Comments

TielBr wrote on 12/15/2004, 12:53 AM
Not farmiliar with that particular camera, but have used Pro decks, and there are 2 versions of Pro media of this type. Both are reffered to as DVC-pro.

I know the record decks we used were Sony DVC-pro decks, and could accept the standard DVC and the smaller version used in the cameras. The flap on the front of the deck had 2 openings.

I'm not sure how it accomplished physically handling the smaller cassetts, but the fact that the same deck plays both leads me to believe that the media inside the cassettes to be the same, and therefore a physically wider tape than the consumer Mini DV.

Sory I can't be more concrete at the moment, as I just run camera on a freelance basis. I can ask the Technical Director from that shoot if you like to really know though. This is probaly like when S-VHS came out years back... Based on the same idea, but at a higher resolution.

farss wrote on 12/15/2004, 2:38 AM
Pretty much so. The camera shoots good 16:9, excellent CCD matrix and accepts broadcast lenses, so you could spend more on the glass than the camera if that's your thing.
There's also the DSR 570, now going pretty cheap as Sony are discontinuing it.

None of these are technically 'pro' according to some in the industry as they're DV25 which means 4:1:1, if you're in NTSC land.

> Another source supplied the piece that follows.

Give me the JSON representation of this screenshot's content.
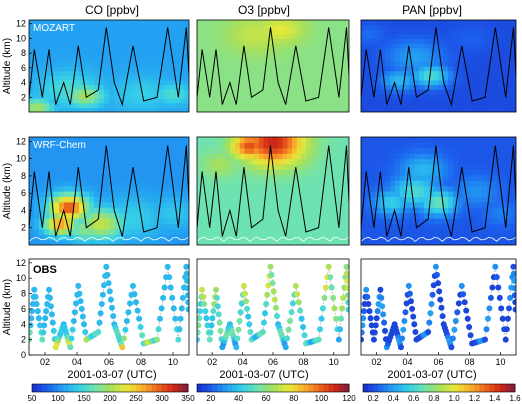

Then again if you're in NTSC land I serious doubt if more than 1% of the TVs are good enough to see the difference between 4:1:1 and 4:2:2. Remember a lot of stuff in the US is still I'm told shot on SP cameras (can't give 'em away down here).

But where this kind of camera sees a lot of service is in ENG (particularly the 570 as it shoots DVCAM), risk to camera is fairly high so performance for dollar is of more concern than ultimate video quality.

A lot of people knock VD25, I think part of the problem is that very few of the cameras used to shoot it can realise it's full potential, well that and not enough care is taken over how it's shot.

Bob.
winrockpost wrote on 12/15/2004, 6:59 AM
Pro has as much to to do with the videographer as the camera,, I'll take a good shooter with a 5K mini dv cam over an inexperienced shooter with a digibeta any day.
skibumm101 wrote on 12/15/2004, 8:51 AM
you can give me one? hehe
Coursedesign wrote on 12/15/2004, 8:54 AM
"I serious doubt if more than 1% of the TVs are good enough to see the difference between 4:1:1 and 4:2:2."

Closer to 99% I think, but it very much depends on what is being shown.

However, people don't sit there and think "this picture doesn't look like it was shot in ABC's studio" unless the content is criminally boring.

When you see crystal clear footage from major networks, it's shot not only in 4:2:2 but also uncompressed. Standard definition can look pretty astonishing when everything is set up correctly.

Don't judge either SD or HD by what you see via cable or satellite, these downgrade the signal through heavy compression (as much as 70:1 for HD content).

I'm enjoying my TV over the air (remember antennas?) and the picture is *astonishingly* good (as is the price, I always liked a good deal... :O).

For feature films I cross a fairly narrow street and get DVDs from Blockbusters for the moment, although I may switch to Netflix (rent DVD by mail). I only buy very few DVDs that may not become available again, or are not available for rent. For vanilla films, to pay even $10 now is too much as you can bet your sweet bippy most feature films will be available in a string of new formats as the years go by...

I have seen used Panasonic DV50 cameras go for $6K on eBay, these are models used at the Winter Olympics in Utah.

Bob is right though, to take advantage of DV50 you need to work harder on camera setup especially (do you know what a chip chart is?) and the tape decks are pricier than DV25 by far.

Next solution is to shoot direct to hard drive, DV50 is pretty low bandwidth so you don't need a mega PC.